Conjunto de equipamentos formará rede de sensores capaz de fornecer imagens 3D de alta qualidade sobre o relevo terrestre

Pesquisadores paulistas integrarão um consórcio internacional com o objetivo de lançar pequenos satélites de observação da Terra. A expectativa é de que o conjunto de equipamentos (menores do que caixas de sapato) forme uma rede de sensores em órbita capaz de fornecer imagens 3D de alta qualidade sobre o relevo terrestre, além da formação e conteúdo das nuvens.
Graças à tecnologia espacial, grandes satélites multifuncionais giram ao redor do planeta, o que possibilita o funcionamento da internet, do GPS e a observação terrestre. Contudo, satélites menores e capazes de trabalhar em conjunto ganham força, uma vez que permitem a troca de informações com o solo de maneira mais eficiente e a obtenção de imagens com qualidade boa.
“A maior vantagem dos mini e nanossatélites é que, por estarem em altitudes mais baixas, eles têm menor latência. Dessa forma, é possível que o fluxo de dados seja feito em tempo real, ao contrário dos satélites geoestacionários. Outra vantagem considerável é que o custo do lançamento de um satélite costuma ser calculado pela massa”, explicou à Agência Fapesp Klaus Schilling, professor do Zentrum Für Telematik (Alemanha) e líder do projeto.
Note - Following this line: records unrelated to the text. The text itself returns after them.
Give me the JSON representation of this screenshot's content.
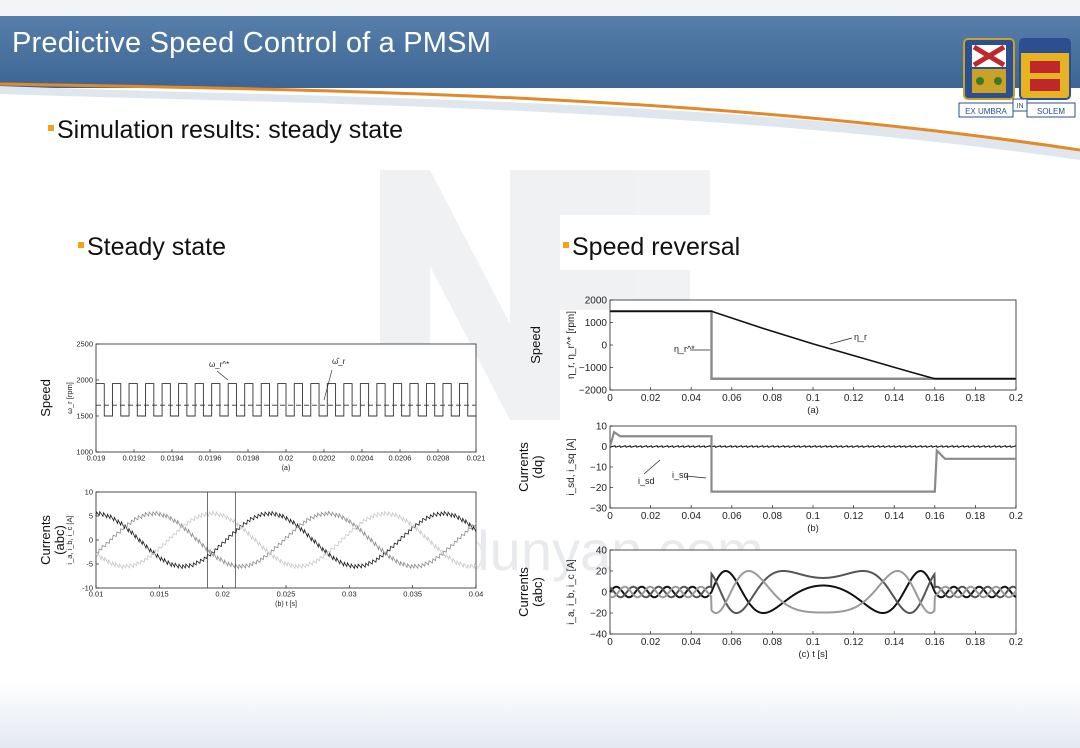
{
  "slide": {
    "title": "Predictive Speed Control of a PMSM",
    "bullet_main": "Simulation results: steady state",
    "section_left": "Steady state",
    "section_right": "Speed reversal",
    "watermark": "www.niudunyan.com",
    "logo_text": {
      "left": "EX UMBRA",
      "mid": "IN",
      "right": "SOLEM"
    },
    "colors": {
      "accent": "#f4a11c",
      "header": "#466f9e",
      "header_line": "#e08a2a"
    }
  },
  "chart_data": [
    {
      "id": "steady_speed",
      "type": "line",
      "row_label": [
        "Speed"
      ],
      "ylabel": "ω_r [rpm]",
      "xlim": [
        0.019,
        0.021
      ],
      "ylim": [
        1000,
        2500
      ],
      "xticks": [
        "0.019",
        "0.0192",
        "0.0194",
        "0.0196",
        "0.0198",
        "0.02",
        "0.0202",
        "0.0204",
        "0.0206",
        "0.0208",
        "0.021"
      ],
      "yticks": [
        "1000",
        "1500",
        "2000",
        "2500"
      ],
      "caption": "(a)",
      "annotations": [
        "ω_r^*",
        "ω̂_r"
      ],
      "series": [
        {
          "name": "ω_r (switching)",
          "low": 1500,
          "high": 1950,
          "cycles": 23,
          "color": "#333333"
        },
        {
          "name": "ω_r^* reference",
          "value": 1650,
          "style": "dashed",
          "color": "#333333"
        }
      ]
    },
    {
      "id": "steady_currents",
      "type": "line",
      "row_label": [
        "Currents",
        "(abc)"
      ],
      "ylabel": "i_a, i_b, i_c [A]",
      "xlim": [
        0.01,
        0.04
      ],
      "ylim": [
        -10,
        10
      ],
      "xticks": [
        "0.01",
        "0.015",
        "0.02",
        "0.025",
        "0.03",
        "0.035",
        "0.04"
      ],
      "yticks": [
        "-10",
        "-5",
        "0",
        "5",
        "10"
      ],
      "caption": "(b) t [s]",
      "markers_x": [
        0.0188,
        0.021
      ],
      "series": [
        {
          "name": "i_a",
          "amplitude": 5.5,
          "period": 0.0137,
          "phase_deg": 0,
          "color": "#1a1a1a"
        },
        {
          "name": "i_b",
          "amplitude": 5.5,
          "period": 0.0137,
          "phase_deg": -120,
          "color": "#8a8a8a"
        },
        {
          "name": "i_c",
          "amplitude": 5.5,
          "period": 0.0137,
          "phase_deg": 120,
          "color": "#c8c8c8"
        }
      ]
    },
    {
      "id": "reversal_speed",
      "type": "line",
      "row_label": [
        "Speed"
      ],
      "ylabel": "η_r, η_r^* [rpm]",
      "xlim": [
        0,
        0.2
      ],
      "ylim": [
        -2000,
        2000
      ],
      "xticks": [
        "0",
        "0.02",
        "0.04",
        "0.06",
        "0.08",
        "0.1",
        "0.12",
        "0.14",
        "0.16",
        "0.18",
        "0.2"
      ],
      "yticks": [
        "2000",
        "1000",
        "0",
        "−1000",
        "−2000"
      ],
      "caption": "(a)",
      "annotations": [
        "η_r^*",
        "η_r"
      ],
      "series": [
        {
          "name": "η_r^* reference",
          "x": [
            0,
            0.05,
            0.05,
            0.2
          ],
          "y": [
            1500,
            1500,
            -1500,
            -1500
          ],
          "color": "#8a8a8a"
        },
        {
          "name": "η_r",
          "x": [
            0,
            0.05,
            0.075,
            0.1,
            0.125,
            0.15,
            0.16,
            0.2
          ],
          "y": [
            1500,
            1500,
            750,
            50,
            -600,
            -1250,
            -1500,
            -1500
          ],
          "color": "#111111"
        }
      ]
    },
    {
      "id": "reversal_dq",
      "type": "line",
      "row_label": [
        "Currents",
        "(dq)"
      ],
      "ylabel": "i_sd, i_sq [A]",
      "xlim": [
        0,
        0.2
      ],
      "ylim": [
        -30,
        10
      ],
      "xticks": [
        "0",
        "0.02",
        "0.04",
        "0.06",
        "0.08",
        "0.1",
        "0.12",
        "0.14",
        "0.16",
        "0.18",
        "0.2"
      ],
      "yticks": [
        "10",
        "0",
        "−10",
        "−20",
        "−30"
      ],
      "caption": "(b)",
      "annotations": [
        "i_sd",
        "i_sq"
      ],
      "series": [
        {
          "name": "i_sd",
          "x": [
            0,
            0.2
          ],
          "y": [
            0,
            0
          ],
          "color": "#111111"
        },
        {
          "name": "i_sq",
          "x": [
            0,
            0.002,
            0.005,
            0.01,
            0.05,
            0.05,
            0.16,
            0.161,
            0.165,
            0.2
          ],
          "y": [
            0,
            7,
            5,
            5,
            5,
            -22,
            -22,
            -2,
            -6,
            -6
          ],
          "color": "#8a8a8a"
        }
      ]
    },
    {
      "id": "reversal_abc",
      "type": "line",
      "row_label": [
        "Currents",
        "(abc)"
      ],
      "ylabel": "i_a, i_b, i_c [A]",
      "xlim": [
        0,
        0.2
      ],
      "ylim": [
        -40,
        40
      ],
      "xticks": [
        "0",
        "0.02",
        "0.04",
        "0.06",
        "0.08",
        "0.1",
        "0.12",
        "0.14",
        "0.16",
        "0.18",
        "0.2"
      ],
      "yticks": [
        "40",
        "20",
        "0",
        "−20",
        "−40"
      ],
      "caption": "(c)  t [s]",
      "series": [
        {
          "name": "i_a",
          "color": "#111111",
          "phase_deg": 0
        },
        {
          "name": "i_b",
          "color": "#555555",
          "phase_deg": 120
        },
        {
          "name": "i_c",
          "color": "#9a9a9a",
          "phase_deg": 240
        }
      ],
      "envelope": {
        "steady_amplitude": 5,
        "reversal_amplitude": 20,
        "reversal_start": 0.05,
        "reversal_end": 0.16
      }
    }
  ]
}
O docente esteve presente na reunião anual do Regional Leadership Summit (RLS), realizada entre 27 e 31 de maio no Instituto Nacional de Pesquisas Espaciais (Inpe), em São José dos Campos, no Vale do Paraíba.

Fórum
O encontro é um fórum composto por cientistas de sete regiões: Bavária (Alemanha), Geórgia (Estados Unidos), Quebec (Canadá), Shandong (China), Upper Áustria (Áustria), Western Cape (África do Sul) e São Paulo. Os cientistas buscam impulsionar a colaboração bi e multilateral para o desenvolvimento de novas tecnologias.
Um dos acordos firmados na reunião de São José dos Campos, dentro do projeto Telematics International Mission (TIM), prevê lançar satélites com cerca de 3 quilos à órbita terrestre em 2021, provavelmente de uma base chinesa.
Durante o evento, apoiado pela Fundação de Amparo à Pesquisa do Estado de São Paulo (Fapesp), pesquisadores puderam trocar experiências e planejar ações. “A reunião dá aos cientistas do RLS uma oportunidade-chave para trocar experiências e impressões sobre os trabalhos. Permite, ainda, definir o que será discutido na 10ª Cúpula de Líderes Regionais, a ser realizada em Linz, na Áustria, no próximo ano”, afirmou Euclides de Mesquita Neto, membro da coordenação adjunta para Programas Especiais e Colaborações em Pesquisa da Fundação, à Agência Fapesp.